The script was one-sided but remember that the movie was made in the middle of World War II (1944), so its patriotic tone is understandable. Its point of course was to show that Wilson had been right about the need for America to stay involved in world affairs, and that after failing to do so following WWI we had to learn our lesson and not make the same mistake after WWII.

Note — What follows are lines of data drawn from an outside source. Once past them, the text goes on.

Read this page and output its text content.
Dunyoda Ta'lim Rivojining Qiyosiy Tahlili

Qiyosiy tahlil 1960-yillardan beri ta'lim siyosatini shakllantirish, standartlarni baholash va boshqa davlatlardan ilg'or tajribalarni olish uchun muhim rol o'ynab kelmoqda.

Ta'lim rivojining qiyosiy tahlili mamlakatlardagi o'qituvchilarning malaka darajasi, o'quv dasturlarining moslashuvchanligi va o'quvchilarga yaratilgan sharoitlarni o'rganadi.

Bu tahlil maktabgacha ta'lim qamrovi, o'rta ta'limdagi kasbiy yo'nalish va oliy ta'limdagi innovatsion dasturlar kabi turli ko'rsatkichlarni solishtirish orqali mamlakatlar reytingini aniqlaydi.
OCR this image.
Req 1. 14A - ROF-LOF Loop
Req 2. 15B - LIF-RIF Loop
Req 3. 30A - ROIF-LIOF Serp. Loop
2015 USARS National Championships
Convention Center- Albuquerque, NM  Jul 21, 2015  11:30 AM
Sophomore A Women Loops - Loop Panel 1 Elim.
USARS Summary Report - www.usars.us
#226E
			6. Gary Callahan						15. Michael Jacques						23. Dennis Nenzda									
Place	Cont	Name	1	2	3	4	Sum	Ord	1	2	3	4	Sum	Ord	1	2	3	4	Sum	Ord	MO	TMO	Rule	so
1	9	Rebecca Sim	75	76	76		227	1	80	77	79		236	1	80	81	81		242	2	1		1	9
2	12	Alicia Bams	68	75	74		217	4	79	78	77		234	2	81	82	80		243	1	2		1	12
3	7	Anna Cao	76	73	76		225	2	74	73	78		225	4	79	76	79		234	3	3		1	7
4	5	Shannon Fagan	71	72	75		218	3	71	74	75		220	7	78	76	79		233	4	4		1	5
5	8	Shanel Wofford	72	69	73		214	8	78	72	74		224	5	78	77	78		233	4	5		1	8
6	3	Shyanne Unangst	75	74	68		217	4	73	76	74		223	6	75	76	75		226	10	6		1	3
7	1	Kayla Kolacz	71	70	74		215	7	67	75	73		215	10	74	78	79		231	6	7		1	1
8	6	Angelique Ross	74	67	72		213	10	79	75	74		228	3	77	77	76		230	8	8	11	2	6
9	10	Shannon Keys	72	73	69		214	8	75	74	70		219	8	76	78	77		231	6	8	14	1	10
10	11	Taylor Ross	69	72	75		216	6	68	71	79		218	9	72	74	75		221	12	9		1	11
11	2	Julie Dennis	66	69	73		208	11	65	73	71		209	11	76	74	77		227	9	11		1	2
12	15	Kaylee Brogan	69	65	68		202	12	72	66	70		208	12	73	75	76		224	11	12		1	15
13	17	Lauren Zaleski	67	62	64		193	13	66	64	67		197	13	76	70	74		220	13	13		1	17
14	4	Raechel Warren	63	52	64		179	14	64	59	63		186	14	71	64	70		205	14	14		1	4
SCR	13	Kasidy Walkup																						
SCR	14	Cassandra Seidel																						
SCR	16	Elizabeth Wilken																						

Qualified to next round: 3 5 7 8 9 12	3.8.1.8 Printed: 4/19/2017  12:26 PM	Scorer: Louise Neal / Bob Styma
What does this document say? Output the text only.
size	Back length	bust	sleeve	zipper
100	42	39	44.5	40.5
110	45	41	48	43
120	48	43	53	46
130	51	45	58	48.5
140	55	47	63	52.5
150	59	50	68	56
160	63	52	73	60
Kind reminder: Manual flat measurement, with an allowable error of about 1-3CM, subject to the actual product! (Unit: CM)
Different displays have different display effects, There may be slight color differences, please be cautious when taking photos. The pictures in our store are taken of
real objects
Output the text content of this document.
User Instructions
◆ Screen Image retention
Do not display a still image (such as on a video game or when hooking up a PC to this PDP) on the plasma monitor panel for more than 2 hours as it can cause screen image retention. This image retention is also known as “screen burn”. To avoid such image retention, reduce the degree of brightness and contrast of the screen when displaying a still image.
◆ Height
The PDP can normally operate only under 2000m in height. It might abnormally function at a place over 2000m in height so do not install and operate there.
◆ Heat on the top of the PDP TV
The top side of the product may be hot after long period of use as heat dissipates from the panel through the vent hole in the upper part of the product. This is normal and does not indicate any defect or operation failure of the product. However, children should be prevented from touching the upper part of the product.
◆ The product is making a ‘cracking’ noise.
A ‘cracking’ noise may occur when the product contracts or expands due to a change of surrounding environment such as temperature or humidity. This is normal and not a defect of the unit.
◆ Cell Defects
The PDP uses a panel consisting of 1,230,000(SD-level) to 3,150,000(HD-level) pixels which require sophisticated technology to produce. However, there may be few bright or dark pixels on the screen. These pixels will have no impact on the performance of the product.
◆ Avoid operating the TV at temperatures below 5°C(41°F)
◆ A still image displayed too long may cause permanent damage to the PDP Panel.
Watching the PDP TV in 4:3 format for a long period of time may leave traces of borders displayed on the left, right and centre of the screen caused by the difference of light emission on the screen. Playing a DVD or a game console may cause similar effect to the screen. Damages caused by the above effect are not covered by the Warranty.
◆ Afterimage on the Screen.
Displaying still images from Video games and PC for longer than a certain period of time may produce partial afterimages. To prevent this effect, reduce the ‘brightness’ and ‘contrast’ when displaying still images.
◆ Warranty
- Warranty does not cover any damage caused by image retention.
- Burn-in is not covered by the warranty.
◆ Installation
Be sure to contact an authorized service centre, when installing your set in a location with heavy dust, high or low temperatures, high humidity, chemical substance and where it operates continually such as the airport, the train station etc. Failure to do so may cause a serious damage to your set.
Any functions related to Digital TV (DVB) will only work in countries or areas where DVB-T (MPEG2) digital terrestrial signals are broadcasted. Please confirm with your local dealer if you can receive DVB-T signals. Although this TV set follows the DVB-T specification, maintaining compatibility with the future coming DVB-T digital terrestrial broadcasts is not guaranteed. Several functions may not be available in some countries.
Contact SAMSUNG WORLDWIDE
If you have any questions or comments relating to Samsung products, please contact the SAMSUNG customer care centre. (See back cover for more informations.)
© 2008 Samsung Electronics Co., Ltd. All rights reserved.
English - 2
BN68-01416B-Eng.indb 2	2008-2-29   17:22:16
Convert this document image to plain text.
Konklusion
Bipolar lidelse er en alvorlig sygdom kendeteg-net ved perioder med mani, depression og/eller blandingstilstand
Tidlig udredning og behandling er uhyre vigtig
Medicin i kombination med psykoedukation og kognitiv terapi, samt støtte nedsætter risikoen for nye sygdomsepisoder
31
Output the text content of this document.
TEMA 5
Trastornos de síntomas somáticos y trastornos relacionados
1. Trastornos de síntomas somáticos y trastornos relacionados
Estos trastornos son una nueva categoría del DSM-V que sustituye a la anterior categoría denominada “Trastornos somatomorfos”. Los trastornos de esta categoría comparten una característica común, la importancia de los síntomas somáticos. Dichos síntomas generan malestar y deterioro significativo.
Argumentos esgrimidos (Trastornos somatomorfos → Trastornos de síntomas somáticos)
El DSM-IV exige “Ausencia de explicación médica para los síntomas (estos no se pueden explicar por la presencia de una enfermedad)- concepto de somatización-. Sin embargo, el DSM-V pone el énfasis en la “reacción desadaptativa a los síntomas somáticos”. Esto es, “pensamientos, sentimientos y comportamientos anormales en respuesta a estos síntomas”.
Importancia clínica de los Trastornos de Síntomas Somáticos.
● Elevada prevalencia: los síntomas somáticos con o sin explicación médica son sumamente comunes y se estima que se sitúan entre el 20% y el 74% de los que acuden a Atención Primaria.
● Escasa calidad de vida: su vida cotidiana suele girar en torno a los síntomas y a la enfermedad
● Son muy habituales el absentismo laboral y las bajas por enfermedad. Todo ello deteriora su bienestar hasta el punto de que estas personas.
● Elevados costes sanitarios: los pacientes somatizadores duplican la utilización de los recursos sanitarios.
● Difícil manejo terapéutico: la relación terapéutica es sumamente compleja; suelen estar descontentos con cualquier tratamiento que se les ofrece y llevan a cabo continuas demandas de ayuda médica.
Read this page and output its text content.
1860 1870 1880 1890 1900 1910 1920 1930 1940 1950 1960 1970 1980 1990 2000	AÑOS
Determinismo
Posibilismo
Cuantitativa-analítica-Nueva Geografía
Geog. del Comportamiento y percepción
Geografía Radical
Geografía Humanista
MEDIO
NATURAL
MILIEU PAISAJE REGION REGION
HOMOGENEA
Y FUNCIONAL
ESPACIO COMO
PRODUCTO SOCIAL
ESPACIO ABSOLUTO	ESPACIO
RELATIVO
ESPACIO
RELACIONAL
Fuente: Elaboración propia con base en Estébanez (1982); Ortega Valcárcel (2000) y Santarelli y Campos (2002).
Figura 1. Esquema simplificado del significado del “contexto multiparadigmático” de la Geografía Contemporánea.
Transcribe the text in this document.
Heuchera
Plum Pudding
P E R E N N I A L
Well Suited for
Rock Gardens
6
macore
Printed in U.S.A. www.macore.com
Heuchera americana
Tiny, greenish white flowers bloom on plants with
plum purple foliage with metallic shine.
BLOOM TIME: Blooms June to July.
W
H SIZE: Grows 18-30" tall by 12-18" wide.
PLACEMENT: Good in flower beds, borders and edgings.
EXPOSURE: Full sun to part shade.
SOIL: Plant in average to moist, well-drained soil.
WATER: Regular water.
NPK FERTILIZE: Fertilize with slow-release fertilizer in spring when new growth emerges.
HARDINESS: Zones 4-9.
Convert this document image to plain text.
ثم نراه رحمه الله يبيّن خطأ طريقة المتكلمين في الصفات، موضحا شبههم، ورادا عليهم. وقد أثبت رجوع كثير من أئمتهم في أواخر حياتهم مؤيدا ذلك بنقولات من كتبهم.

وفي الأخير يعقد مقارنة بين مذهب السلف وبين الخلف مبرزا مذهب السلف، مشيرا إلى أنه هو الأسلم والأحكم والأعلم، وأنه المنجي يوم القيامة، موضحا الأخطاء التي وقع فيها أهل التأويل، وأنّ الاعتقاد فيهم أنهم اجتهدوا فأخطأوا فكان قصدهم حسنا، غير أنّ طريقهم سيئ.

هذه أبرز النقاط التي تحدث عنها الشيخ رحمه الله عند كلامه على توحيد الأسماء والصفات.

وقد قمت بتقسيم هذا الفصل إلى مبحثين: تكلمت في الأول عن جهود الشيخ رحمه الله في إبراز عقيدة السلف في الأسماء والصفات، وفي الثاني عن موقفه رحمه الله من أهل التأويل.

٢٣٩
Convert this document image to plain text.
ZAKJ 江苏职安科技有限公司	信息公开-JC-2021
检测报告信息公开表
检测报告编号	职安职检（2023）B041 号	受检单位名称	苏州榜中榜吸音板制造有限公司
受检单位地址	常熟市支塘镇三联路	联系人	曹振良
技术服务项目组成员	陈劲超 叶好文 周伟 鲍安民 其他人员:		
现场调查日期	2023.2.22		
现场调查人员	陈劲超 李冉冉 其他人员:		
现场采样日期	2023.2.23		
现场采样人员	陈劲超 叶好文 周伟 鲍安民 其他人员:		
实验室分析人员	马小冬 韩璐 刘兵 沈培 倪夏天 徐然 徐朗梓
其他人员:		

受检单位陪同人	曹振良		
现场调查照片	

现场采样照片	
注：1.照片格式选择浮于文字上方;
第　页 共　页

Although substantially accurate as far as it goes, the film does take some dramatic license, small and large. On the minor side, for instance, the name of the Senator Wilson refused to reappoint wasn't Jones (I think it was Smith). The prophetic final speech Wilson is shown delivering at Pueblo was actually delivered much earlier on his tour (in the Midwest, I believe in Omaha). Accents aside, Geraldine Fitzgerald didn't remotely resemble the second Mrs. Wilson in face or body shape, but since Edith was still very much alive in 1944 I assume Daryl Zanuck wanted to be complimentary. At 33, Vincent Price was way too young to play McAdoo, who was almost 51 when he married Wilson's daughter in 1914. And there were one or two imaginary characters in the film, notably the Princeton student Felton.
But in general I thought they did a good job of making most of the actors look like the characters they were playing, at least the more historic ones, and in remaining true to the essential historical facts. And while Wilson's defects were mostly overlooked or downplayed, as I wrote earlier such things tended to be omitted rather than falsified.
Also, you hit the nail on the head when you said, "for the average movie-goer and one not just fascinated by the subject matter, it does go on too long." That's one reason the movie was such a major flop in 1944. At well over $5,000,000 it was the most expensive film ever made up to that time, but at least you can see where the money went.